Review:
For Jonathon Blair, a mining engineer and explorer, the color and rigors of the Dark Continent are far more suitable than the foggy drizzle of his home in Wigan, Lancashire. When he returns from Africa's Gold Coast in 1872, he finds England utterly depressing and turns to drink to ease his melancholy. His patron, a Bishop and mine owner, agrees to send him back if he can clear up the mysterious disappearance of a local curate engaged to marry his daughter. As he sleuths around the cultured homes of Wigan, through ill-cobbled alleys and into the depths of the mines, he meets the alluring Rose Malyneaux. Used to relying on himself, Blair finds that Rose's instincts provide more answers than he could have hoped for.
From the Publisher:
If anyone is better than Martin Cruz Smith at creating a fictional world and making the reader a part of it, I don't know who that would be. This is such a stunning novel of mystery and betrayal that you don't even realize what a history and social studies lesson you're getting! Smith leaves modern Russia (Gorky Park, etc.) and plunges into the Victorian era, in the god-awful town of Wigan, England. It is the coal mining town from hell--with horrible, choking soot, Dickensian working conditions, and rebellious female coal sorters known as "pit girls"--so scandalous that they become famous enough to supply a big trade of photographic cards. They pin their long skirts up between their legs, giving the appearance of pants! The pit girls strike a blow for women's rights almost sixty years before they get the vote, and it is the feisty Rose of the title who causes most of the trouble. For Wigan is also the company town from hell, with a rich bishop controlling the mine and the people with a smooth veneer of piety covering all. And he doesn't like anyone challenging his authority.

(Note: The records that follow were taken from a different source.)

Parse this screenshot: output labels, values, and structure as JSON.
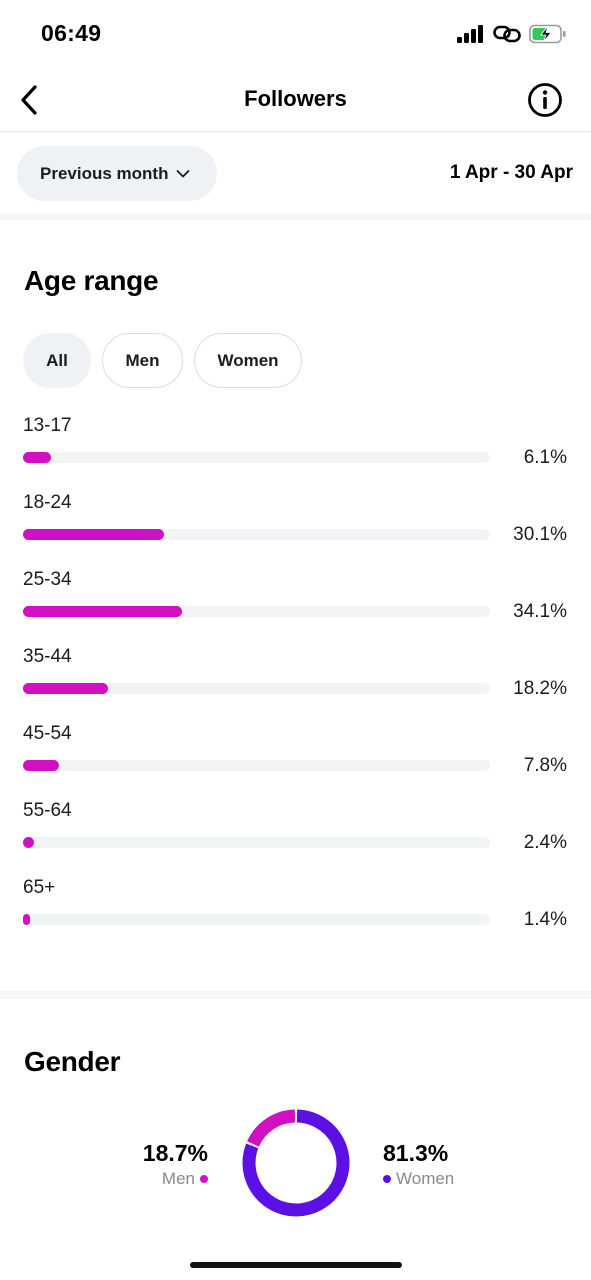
{
  "status_bar": {
    "time": "06:49",
    "icons": [
      "signal-icon",
      "link-icon",
      "battery-charging-icon"
    ],
    "battery_color": "#34c759"
  },
  "nav": {
    "title": "Followers",
    "back_icon": "chevron-left-icon",
    "info_icon": "info-icon"
  },
  "filter": {
    "period_label": "Previous month",
    "period_icon": "chevron-down-icon",
    "date_range": "1 Apr - 30 Apr"
  },
  "age_range": {
    "title": "Age range",
    "tabs": [
      {
        "label": "All",
        "active": true
      },
      {
        "label": "Men",
        "active": false
      },
      {
        "label": "Women",
        "active": false
      }
    ],
    "bar_color": "#d10fc3",
    "rows": [
      {
        "label": "13-17",
        "value": "6.1%",
        "fraction": 0.061
      },
      {
        "label": "18-24",
        "value": "30.1%",
        "fraction": 0.301
      },
      {
        "label": "25-34",
        "value": "34.1%",
        "fraction": 0.341
      },
      {
        "label": "35-44",
        "value": "18.2%",
        "fraction": 0.182
      },
      {
        "label": "45-54",
        "value": "7.8%",
        "fraction": 0.078
      },
      {
        "label": "55-64",
        "value": "2.4%",
        "fraction": 0.024
      },
      {
        "label": "65+",
        "value": "1.4%",
        "fraction": 0.014
      }
    ]
  },
  "gender": {
    "title": "Gender",
    "men": {
      "value": "18.7%",
      "label": "Men",
      "fraction": 0.187,
      "color": "#d10fc3"
    },
    "women": {
      "value": "81.3%",
      "label": "Women",
      "fraction": 0.813,
      "color": "#5d10e6"
    }
  }
}
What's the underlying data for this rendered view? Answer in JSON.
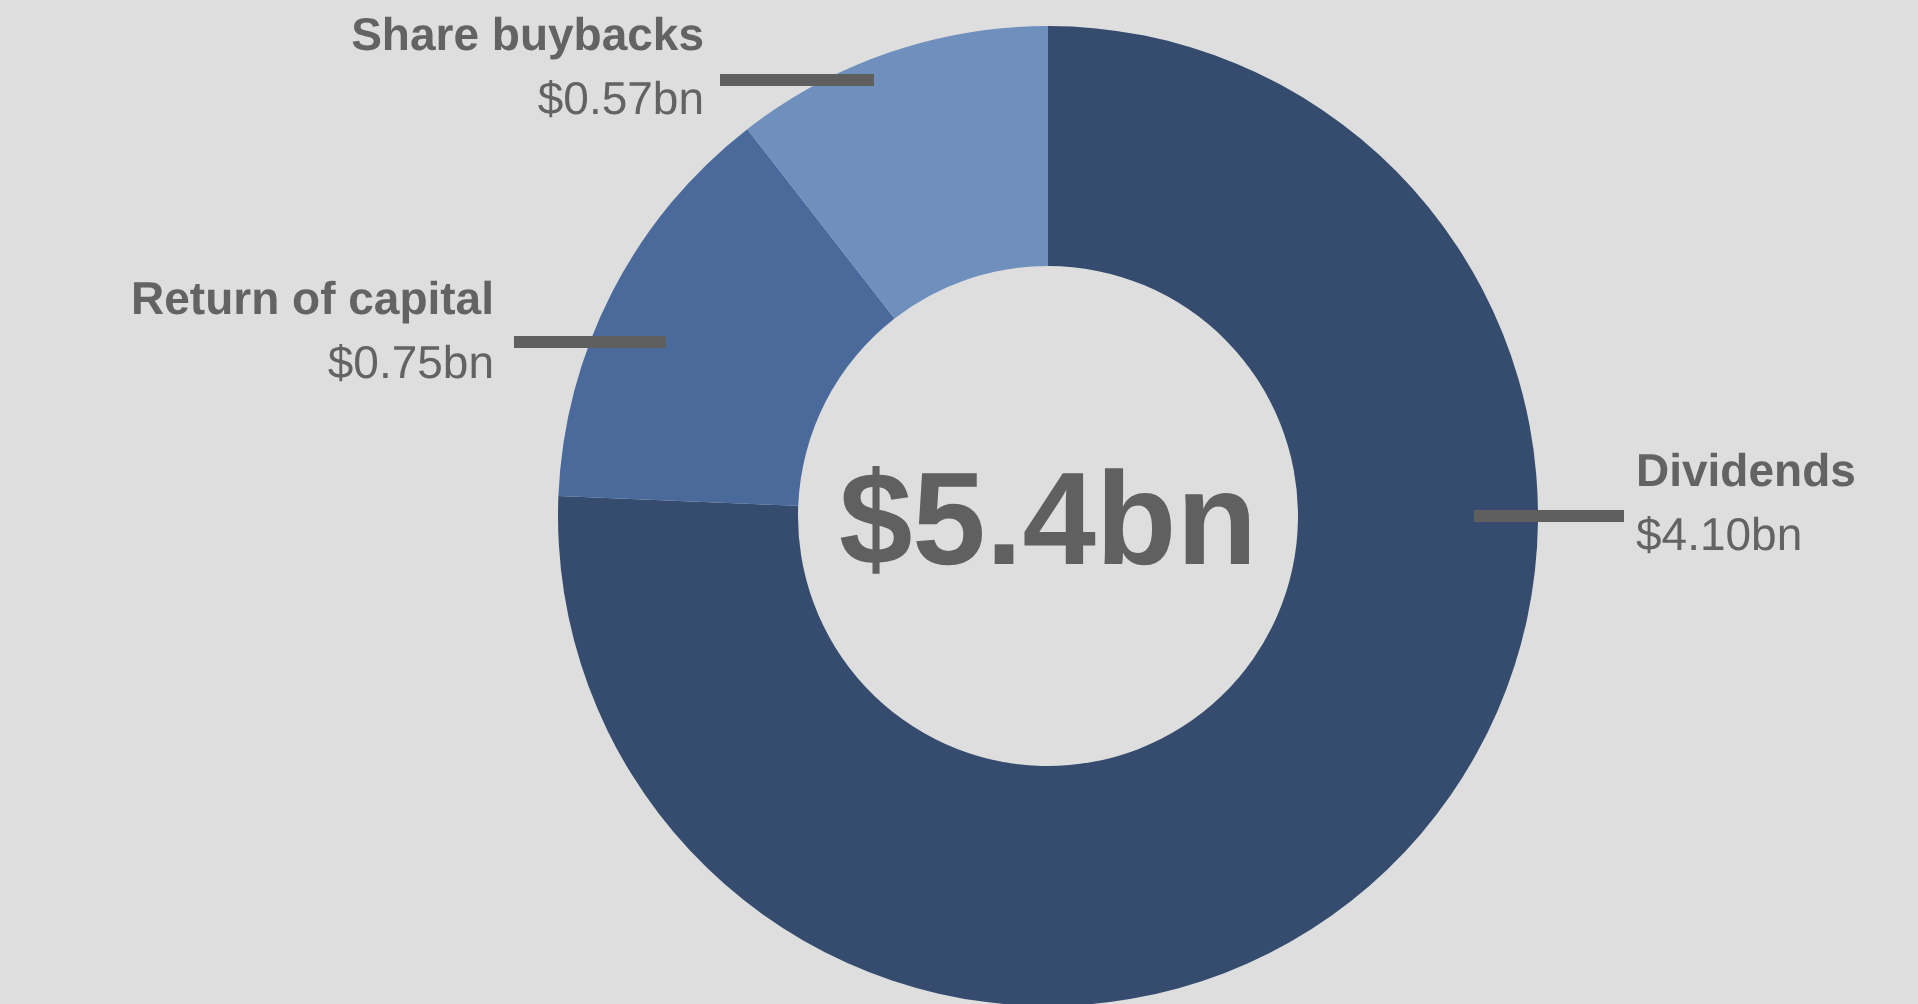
{
  "chart_data": {
    "type": "donut",
    "categories": [
      "Dividends",
      "Return of capital",
      "Share buybacks"
    ],
    "values": [
      4.1,
      0.75,
      0.57
    ],
    "colors": [
      "#354c6e",
      "#4a6a9c",
      "#6f8fbd"
    ],
    "value_labels": [
      "$4.10bn",
      "$0.75bn",
      "$0.57bn"
    ],
    "annotations": [
      "$5.4bn"
    ]
  }
}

It's a great read, a real page-turner. Smith did his research so well you'd think he lived in Wigan in 1872. From the bottom of the mine, up the shaft to the room in the bishop's mansion carved out of black coal, from the naive engineer Jonathan Blair to Bill Jaxon, king of the miners, from the haughty high society to the brutal miner's entertainment known as "purring," ROSE is a book you will never forget.